As mulheres brasileiras são responsáveis pela produção agropecuária em duas de cada 10 propriedades rurais (19%). Em termos espaciais, isso equivale a 30 milhões de hectares, ou 8,5% da área explorada na zona rural. Elas estão presentes principalmente em unidades de até 20 hectares e dedicadas à agricultura familiar.
Os dados foram compilados pelo estudo Mulheres nas Cadeias de Valor do Agronegócio Brasileiro, publicado pela Fundação IDH e elaborado a partir de revisão bibliográfica sobre a representatividade feminina no comando de atividades rurais no Brasil no Século 21.
Como acontece em outras atividades econômicas no país, o trabalho feminino nas fazendas é menos valorizado do que o dos homens. Somente 17,4% das mulheres do setor recebem mais de três salários mínimos, ante 29,8% dos homens, compara a divulgação do estudo.
O levantamento se dedica a analisar o papel feminino em seis cadeias produtivas do agronegócio: pecuária, cacau, citros, soja, café e cana-de-açúcar.
Resultado por cadeia produtiva
A pecuária é o subsetor de atividade no campo com maior participação feminina: em 33% das propriedades com produção pecuária, há mulheres liderando a produção.
No caso do cacau, as mulheres gerem 22% das propriedades, especialmente aquelas pertencentes às suas famílias e localizadas na Bahia e no Pará.
Nas culturas de laranja, limão, tangerina, lima ácida e toranja, as mulheres lideram 18% da produção.
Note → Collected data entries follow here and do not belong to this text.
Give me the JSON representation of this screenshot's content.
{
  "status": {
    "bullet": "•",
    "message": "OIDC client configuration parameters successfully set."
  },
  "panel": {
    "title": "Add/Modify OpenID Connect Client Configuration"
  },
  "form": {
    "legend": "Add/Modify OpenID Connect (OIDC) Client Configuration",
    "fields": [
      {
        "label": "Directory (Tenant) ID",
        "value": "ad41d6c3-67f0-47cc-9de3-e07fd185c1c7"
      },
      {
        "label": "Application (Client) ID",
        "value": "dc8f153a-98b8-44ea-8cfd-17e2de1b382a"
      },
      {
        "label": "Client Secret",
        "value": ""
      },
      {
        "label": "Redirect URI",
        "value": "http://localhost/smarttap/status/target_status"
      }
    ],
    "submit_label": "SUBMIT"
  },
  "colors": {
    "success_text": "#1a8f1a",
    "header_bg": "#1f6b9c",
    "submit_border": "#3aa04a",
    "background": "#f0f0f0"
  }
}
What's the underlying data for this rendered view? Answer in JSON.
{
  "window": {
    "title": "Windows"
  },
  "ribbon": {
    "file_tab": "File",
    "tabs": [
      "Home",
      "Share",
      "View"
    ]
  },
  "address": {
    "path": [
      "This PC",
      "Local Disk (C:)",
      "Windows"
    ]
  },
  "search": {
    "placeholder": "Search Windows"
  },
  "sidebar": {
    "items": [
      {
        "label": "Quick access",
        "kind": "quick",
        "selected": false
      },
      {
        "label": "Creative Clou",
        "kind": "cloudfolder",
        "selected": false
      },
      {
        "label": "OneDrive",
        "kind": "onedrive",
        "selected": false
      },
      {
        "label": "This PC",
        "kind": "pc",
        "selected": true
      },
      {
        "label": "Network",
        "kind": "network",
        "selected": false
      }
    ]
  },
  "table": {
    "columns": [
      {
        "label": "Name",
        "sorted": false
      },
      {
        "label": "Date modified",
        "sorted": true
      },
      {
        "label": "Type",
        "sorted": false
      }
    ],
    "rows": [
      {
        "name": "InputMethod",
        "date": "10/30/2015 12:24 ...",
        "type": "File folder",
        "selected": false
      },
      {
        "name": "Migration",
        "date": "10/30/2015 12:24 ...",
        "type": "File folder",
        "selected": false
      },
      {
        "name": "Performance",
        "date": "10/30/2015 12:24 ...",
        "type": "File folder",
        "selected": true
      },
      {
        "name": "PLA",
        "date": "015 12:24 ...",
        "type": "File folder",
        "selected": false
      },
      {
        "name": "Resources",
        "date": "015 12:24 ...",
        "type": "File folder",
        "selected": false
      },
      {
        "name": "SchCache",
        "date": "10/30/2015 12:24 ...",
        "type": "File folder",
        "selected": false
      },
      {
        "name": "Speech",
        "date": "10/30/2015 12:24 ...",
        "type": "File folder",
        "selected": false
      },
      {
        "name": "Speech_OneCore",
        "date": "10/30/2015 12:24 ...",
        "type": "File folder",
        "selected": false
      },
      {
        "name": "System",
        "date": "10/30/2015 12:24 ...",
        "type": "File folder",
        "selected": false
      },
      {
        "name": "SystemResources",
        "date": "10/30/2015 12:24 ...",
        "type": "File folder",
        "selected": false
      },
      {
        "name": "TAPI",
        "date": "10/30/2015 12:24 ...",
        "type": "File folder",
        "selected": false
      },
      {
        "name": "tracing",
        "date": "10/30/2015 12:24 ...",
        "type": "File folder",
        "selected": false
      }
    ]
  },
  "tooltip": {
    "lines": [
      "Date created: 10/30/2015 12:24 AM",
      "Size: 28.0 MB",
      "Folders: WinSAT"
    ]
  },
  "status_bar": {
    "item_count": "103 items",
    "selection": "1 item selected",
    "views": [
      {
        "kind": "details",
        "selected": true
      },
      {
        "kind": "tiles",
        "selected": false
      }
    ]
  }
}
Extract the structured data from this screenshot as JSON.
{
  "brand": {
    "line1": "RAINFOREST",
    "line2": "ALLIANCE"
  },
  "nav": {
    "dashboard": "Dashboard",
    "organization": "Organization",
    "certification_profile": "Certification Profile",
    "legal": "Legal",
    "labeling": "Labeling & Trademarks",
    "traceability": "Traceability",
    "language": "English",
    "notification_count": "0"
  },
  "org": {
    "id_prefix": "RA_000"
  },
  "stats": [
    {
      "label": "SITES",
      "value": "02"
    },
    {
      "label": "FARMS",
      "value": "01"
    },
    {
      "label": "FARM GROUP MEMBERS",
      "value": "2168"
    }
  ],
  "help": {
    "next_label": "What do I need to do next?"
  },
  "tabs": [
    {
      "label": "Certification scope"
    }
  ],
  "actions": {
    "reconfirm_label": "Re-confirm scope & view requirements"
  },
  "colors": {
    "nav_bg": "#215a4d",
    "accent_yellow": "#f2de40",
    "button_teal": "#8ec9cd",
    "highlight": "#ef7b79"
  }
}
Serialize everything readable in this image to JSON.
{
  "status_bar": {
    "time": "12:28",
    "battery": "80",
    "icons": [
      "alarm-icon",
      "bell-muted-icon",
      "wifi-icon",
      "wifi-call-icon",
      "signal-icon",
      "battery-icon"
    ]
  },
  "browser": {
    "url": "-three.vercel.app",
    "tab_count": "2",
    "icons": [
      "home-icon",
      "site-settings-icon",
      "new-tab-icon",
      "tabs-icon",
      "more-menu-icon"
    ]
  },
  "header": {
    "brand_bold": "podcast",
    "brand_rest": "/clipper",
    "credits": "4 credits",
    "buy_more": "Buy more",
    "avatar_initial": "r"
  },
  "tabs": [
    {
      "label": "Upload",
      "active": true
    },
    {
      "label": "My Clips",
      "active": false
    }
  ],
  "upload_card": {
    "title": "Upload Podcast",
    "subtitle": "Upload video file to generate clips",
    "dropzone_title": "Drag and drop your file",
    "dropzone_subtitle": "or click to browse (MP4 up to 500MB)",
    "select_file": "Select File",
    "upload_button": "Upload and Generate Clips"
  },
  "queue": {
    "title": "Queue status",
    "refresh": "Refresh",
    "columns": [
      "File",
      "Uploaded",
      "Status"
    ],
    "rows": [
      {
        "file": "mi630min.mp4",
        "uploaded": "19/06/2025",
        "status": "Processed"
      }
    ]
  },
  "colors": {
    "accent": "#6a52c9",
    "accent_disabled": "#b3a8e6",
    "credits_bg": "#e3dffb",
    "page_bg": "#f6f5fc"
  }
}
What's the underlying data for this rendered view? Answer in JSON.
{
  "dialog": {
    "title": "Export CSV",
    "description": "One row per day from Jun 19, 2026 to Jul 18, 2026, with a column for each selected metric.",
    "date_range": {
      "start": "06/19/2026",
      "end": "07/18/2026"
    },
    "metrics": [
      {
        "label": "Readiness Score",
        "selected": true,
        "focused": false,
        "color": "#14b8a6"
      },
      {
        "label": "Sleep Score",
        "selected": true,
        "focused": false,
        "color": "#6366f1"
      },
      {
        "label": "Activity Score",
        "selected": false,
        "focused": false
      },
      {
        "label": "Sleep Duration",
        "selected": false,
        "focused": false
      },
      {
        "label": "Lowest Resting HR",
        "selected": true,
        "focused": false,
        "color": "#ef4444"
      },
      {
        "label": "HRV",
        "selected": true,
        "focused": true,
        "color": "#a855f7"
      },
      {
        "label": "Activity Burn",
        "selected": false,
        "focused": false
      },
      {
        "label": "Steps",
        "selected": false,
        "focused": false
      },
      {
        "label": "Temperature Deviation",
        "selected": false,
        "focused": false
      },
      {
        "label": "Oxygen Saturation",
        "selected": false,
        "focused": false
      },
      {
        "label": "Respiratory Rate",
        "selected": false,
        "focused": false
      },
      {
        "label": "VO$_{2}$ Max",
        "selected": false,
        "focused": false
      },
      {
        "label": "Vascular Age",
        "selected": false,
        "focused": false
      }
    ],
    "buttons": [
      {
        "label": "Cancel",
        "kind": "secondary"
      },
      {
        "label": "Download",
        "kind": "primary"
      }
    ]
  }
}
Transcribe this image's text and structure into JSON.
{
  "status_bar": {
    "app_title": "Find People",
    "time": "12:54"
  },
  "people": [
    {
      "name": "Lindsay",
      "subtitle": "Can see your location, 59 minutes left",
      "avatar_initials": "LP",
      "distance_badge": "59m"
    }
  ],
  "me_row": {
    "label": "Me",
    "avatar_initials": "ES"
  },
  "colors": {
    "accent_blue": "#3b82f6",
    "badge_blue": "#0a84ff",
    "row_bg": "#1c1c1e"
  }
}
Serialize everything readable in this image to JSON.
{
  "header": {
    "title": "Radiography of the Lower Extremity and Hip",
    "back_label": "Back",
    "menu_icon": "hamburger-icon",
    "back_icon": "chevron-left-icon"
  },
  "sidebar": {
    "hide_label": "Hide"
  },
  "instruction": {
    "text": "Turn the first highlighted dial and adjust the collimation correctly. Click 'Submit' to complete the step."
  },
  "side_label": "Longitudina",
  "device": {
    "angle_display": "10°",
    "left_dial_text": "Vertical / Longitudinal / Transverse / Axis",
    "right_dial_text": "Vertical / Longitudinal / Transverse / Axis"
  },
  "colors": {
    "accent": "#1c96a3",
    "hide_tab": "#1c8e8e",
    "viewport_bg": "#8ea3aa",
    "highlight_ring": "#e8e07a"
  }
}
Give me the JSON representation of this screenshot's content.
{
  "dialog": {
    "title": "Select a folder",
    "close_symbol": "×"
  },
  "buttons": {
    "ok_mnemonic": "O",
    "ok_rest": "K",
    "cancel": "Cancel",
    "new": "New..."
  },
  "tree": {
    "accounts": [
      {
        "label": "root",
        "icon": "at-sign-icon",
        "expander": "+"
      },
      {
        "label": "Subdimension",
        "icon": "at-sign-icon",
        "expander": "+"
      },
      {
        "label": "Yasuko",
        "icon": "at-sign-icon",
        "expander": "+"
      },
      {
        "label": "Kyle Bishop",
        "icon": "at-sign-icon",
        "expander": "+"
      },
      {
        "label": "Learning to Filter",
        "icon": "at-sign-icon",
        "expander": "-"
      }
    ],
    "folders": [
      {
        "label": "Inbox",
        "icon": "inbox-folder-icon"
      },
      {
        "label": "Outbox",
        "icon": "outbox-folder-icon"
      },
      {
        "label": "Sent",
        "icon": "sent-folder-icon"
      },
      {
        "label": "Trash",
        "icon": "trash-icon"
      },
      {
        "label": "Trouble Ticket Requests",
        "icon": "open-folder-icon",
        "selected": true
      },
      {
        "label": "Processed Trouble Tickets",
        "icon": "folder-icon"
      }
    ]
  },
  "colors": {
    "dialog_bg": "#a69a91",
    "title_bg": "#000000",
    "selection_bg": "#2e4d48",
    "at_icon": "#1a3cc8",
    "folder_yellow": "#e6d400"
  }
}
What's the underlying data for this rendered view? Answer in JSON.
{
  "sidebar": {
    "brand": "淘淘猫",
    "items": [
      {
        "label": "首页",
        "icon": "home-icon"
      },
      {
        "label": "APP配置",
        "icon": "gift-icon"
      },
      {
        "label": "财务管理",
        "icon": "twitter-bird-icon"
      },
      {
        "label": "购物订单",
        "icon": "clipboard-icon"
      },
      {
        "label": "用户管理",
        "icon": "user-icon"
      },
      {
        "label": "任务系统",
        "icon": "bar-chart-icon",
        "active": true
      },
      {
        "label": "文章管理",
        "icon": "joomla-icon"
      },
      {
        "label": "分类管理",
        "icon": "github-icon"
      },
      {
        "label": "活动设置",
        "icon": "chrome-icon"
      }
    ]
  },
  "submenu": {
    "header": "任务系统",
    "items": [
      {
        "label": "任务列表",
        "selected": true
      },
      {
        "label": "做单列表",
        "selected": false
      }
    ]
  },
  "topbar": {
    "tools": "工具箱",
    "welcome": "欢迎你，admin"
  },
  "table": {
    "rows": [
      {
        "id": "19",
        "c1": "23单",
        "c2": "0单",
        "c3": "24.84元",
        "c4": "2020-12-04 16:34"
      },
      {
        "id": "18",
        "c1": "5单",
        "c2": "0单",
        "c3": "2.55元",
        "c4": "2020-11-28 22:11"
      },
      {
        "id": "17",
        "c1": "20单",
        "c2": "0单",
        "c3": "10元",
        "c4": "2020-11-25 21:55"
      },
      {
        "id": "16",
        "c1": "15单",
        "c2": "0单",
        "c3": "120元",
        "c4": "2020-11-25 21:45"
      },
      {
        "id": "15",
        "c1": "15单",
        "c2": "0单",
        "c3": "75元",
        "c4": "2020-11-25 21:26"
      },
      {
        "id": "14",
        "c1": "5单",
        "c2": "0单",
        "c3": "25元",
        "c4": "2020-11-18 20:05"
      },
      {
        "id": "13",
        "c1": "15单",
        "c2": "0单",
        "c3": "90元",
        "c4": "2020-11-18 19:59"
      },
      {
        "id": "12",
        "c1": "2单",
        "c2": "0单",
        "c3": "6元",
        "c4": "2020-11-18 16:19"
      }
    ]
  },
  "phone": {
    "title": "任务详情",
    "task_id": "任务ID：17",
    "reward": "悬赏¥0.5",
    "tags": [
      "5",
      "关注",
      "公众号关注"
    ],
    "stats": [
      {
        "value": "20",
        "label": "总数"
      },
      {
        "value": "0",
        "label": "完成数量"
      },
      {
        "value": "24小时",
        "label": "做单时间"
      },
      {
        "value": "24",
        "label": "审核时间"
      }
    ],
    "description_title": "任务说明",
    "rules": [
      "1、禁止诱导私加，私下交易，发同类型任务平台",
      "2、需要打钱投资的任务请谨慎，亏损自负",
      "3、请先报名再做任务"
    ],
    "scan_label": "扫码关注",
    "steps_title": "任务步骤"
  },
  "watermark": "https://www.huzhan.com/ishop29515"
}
Na cultura da soja, a que tem maior peso na economia brasileira, o estudo concluiu que “o acesso à gestão ainda enfrenta barreiras culturais severas, incluindo pressão doméstica para o abandono de cargos de liderança”. Elas representam 17% da força de trabalho na produção primária.
Em uma das culturas mais tradicionais do país, a do café, a gestão feminina só é verificada em 13,2% dos estabelecimentos. Nas propriedades que elas administram, a participação feminina na mão-de-obra chega a 43% ─ bem acima do que acontece sob o comando masculino (24%).
Na cana-de-açúcar, a participação feminina é ainda menor: apenas 8,8% delas compõem a força de trabalho e 5,4% estão em cargos de liderança.
De acordo com a Fundação IDH, as mulheres dedicadas à atividades rurais são consideradas "campeãs de inovação", pois dão prioridade á responsabilidade social e técnicas avançadas de conservação do solo.
O IDH que dá nome à fundação é a sigla em holandês para Iniciativa de Comércio Sustentável. A fundação tem sede em Utrecht, nos Países Baixos. No Brasil, a Fundação IDH atua em cadeias produtivas rurais nos estados de Mato Grosso, Pará, Paraíba, Pernambuco e Rio Grande do Norte.
Barreiras ainda limitam o avanço
O diagnóstico identifica seis desafios estruturais para a inclusão feminina no agronegócio. Entre eles estão a sucessão familiar, ainda marcada por normas culturais que privilegiam herdeiros homens; a dificuldade de acesso à propriedade da terra, que restringe o crédito; a desigualdade salarial; a sobrecarga com atividades domésticas; a baixa participação em organizações representativas e a ocorrência de assédio e discriminação.
No caso da soja, por exemplo, a proporção de homens que recebem acima de três salários mínimos é quase o dobro da observada entre as mulheres. Já na cana-de-açúcar, elas ocupam somente 5,4% dos cargos de liderança.
"Fechar as lacunas de gênero no agronegócio brasileiro é tanto um imperativo moral quanto uma alavanca para a resiliência econômica e ambiental", afirma Luiz Almeida, responsável pelo levantamento da Fundação IDH, em entrevista à CNN Brasil.
Recomendações
O estudo conclui que ampliar a participação feminina no agronegócio é uma estratégia capaz de elevar a produtividade, estimular a inovação e fortalecer a competitividade do setor.
Entre as principais recomendações estão ampliar o acesso ao crédito por meio de mecanismos que não dependam exclusivamente da titularidade da terra; incentivar políticas de compras inclusivas, priorizando propriedades lideradas por mulheres; desenvolver programas de capacitação técnica e formação de lideranças adaptados à realidade das produtoras rurais; fortalecer redes de mentoria e intercâmbio entre mulheres do setor; implementar políticas de transparência salarial e auditorias para reduzir desigualdades de remuneração; criar canais seguros para denúncias de assédio moral e sexual; e investir em infraestrutura de apoio, como creches e escolas em tempo integral, reduzindo a sobrecarga relacionada aos cuidados familiares e ampliando as condições de permanência das mulheres no mercado de trabalho rural.